Érase una vez
un viejo monasterio, situado en el centro de un enorme y frondoso bosque, en el
que vivían muchos frailes. Cada fraile tenía una misión diferente. Así había un
fraile portero, otro médico, otro cocinero, otro bibliotecario, otro pastor,
otro jardinero, otro hortelano, otro maestro, otro boticario. Es decir, había un
fraile para cada oficio y todos llevaban una vida monástica entregada al
estudio y a la oración. Como en todos los monasterios, el fraile que más
mandaba era el abad.
Se cuenta que
había llegado a oídos del señor obispo de aquella región que el abad del monasterio
era un poco tonto y no estaba a la altura de su cargo. Para comprobar las
habladurías de la gente le hizo llamar y le dio un año de plazo para que
resolviera los tres enigmas siguientes:
1.º) Si yo
quisiera dar la vuelta al mundo, ¿cuánto tardaría?
2.º) Si yo quisiera
venderme, ¿cuánto valdría?
3.º) ¿Qué cosa
estoy yo pensando que no es verdad?
El abad regresó
al monasterio y se sentó en su despacho a pensar y pensar, y pensó tanto que
por las orejas le salía humo. Se pasaba todo el día pensando, pero no se le ocurría
nada; pensar sólo le daba un fuerte dolor de cabeza. Hasta entró en la
biblioteca del monasterio por primera vez en su vida para buscar y rebuscar en
los libros las soluciones y las respuestas que necesitaba.
Pasaba el
tiempo sin que el abad resolviera los enigmas que le había planteado el señor obispo.
Cuando ya quedaban pocos días para que se cumpliera el año de plazo salió a
pasear por el bosque y se sentó desesperado debajo de un árbol. Un joven y
humilde fraile pastor que estaba cuidando las ovejas del monasterio le oyó
lamentarse y le preguntó qué le ocurría.
El abad le
contó la entrevista con el señor obispo y los tres enigmas que le había
planteado para probar sus conocimientos.
El frailecillo
le dijo que no se preocupara más porque él sabría cómo contestar al señor
obispo. Así que, el mismo día que se terminaba el año de plazo, se presentó el
joven fraile ante el señor obispo disfrazado con el hábito del abad y la cabeza
cubierta con la capucha para que el obispo no pudiera reconocerlo. Después de
recibirlo, el señor obispo quiso saber las respuestas a sus enigmas y volvió a
plantear al falso abad la primera pregunta:
- Si yo
quisiera dar la vuelta al mundo... ¿cuánto tardaría?
- Si su
ilustrísima caminara tan deprisa como el sol -contestó rápidamente el
frailecillo- sólo tardaría veinticuatro horas.
El obispo,
después de pensarlo un rato, quedó satisfecho con la respuesta, así que pasó a
la segunda pregunta.
- Si yo
quisiera venderme... ¿cuánto valdría?
El frailecillo
respondió sin dudarlo:
- Quince
monedas de plata.
Cuando el obispo
oyó esta respuesta preguntó:
- ¿Por qué
quince monedas?
- Porque a
Jesucristo lo vendieron por treinta monedas de plata y es lógico pensar que su
ilustrísima valga sólo la mitad.
Le iban convenciendo
al señor obispo las respuestas de aquel abad y empezaba a pensar que no era tan
tonto como le habían dicho.

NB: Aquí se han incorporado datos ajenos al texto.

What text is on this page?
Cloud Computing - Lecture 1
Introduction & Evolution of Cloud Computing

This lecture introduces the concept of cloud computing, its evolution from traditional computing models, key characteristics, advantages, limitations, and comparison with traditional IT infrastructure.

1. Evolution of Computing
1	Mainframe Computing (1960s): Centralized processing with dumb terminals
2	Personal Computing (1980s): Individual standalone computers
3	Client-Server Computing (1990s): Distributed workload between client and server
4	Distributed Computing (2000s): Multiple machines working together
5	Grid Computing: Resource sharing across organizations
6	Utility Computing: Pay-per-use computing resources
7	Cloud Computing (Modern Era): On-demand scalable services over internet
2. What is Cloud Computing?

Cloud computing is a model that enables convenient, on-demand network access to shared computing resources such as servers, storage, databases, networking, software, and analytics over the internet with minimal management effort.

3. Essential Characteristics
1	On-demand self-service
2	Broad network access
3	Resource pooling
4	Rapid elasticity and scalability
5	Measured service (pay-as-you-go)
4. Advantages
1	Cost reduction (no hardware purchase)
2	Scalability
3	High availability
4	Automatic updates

Entonces realizó la tercera y última pregunta:
- ¿Qué cosa
estoy yo pensando que no es verdad?
- Su
ilustrísima piensa que yo soy el abad del monasterio cuando en realidad sólo
soy el fraile que cuida de las ovejas.
Entonces el
obispo, dándose cuenta de la inteligencia de aquel joven fraile, decidió que el
frailecillo ocupara el cargo de abad y que el abad se encargara de las ovejas.